5. View your report in Excel or other compatible application. In functions reports, problem areas are indicated in red, to help you focus on the main problems.

See our example report to learn more about how to interpret the results.

Capturing a system-wide profile

To capture a system-wide profile, which captures all processes and threads, run sl-record with the -S yes option and omit the -A application-specific option and following arguments.

In systems without the kernel patches, system-wide profiles can capture the top-down metrics. To keep the captures to a usable size, it may be necessary to limit the duration of the profiles to less than 5 minutes.

Capturing top-down metrics without the kernel patches

To capture top-down metrics in a system without the kernel patches, there are three options available:

• To capture a system-wide profile, which captures all processes and threads, run with the -S yes option and omit the -A application-specific option and following arguments. To keep the captures to a usable size, it may be necessary to limit the duration of the profiles to less than 5 minutes.

• To reliably capture single-threaded application profile, add the --inherit no option to the command line. However, in this mode metrics are only captured for the first thread in the application process and any child threads or processes are ignored.
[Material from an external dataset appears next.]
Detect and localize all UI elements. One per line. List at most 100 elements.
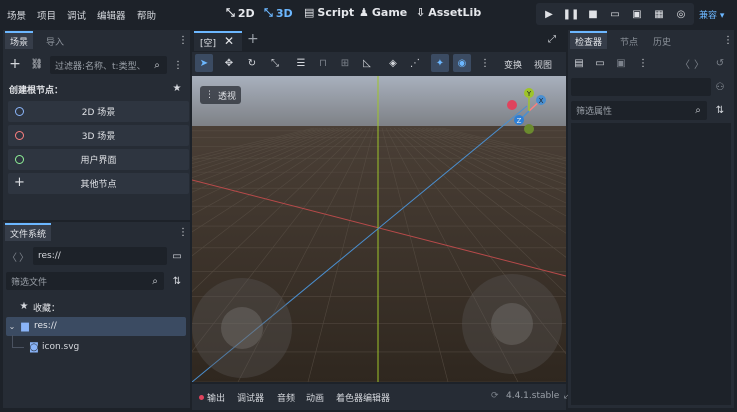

• For multi-threaded applications, the tool provides an experimental option, --inherit poll, which uses polling to spot new child threads and inject the instrumentation. This allows metrics to be captured for a multi-threaded application, but has some limitations:

• Short-lived threads may not be detected by the polling.

• Attaching perf to new threads without inherit support requires many new file descriptors to be created per thread. This can result in the application failing to open files due to the process hitting its inode limit.

Minimizing profiling application impact

The sl-record application requires some portion of the available processor time to capture the data and prepare it for storage. When profiling a system with a high number of CPU cores, Arm recommends that you leave a small number of cores free so that the profiler can run in parallel without impacting the application. You can achieve this in two different ways:

• Running an application with fewer threads than the number of cores available.

• Running the application under taskset to limit the number of cores that the application can use. You must only taskset the application, not sl-record, for example:

      
  
          
          
              sl-record -C … -o … -A taskset <core_mask> <your app command-line>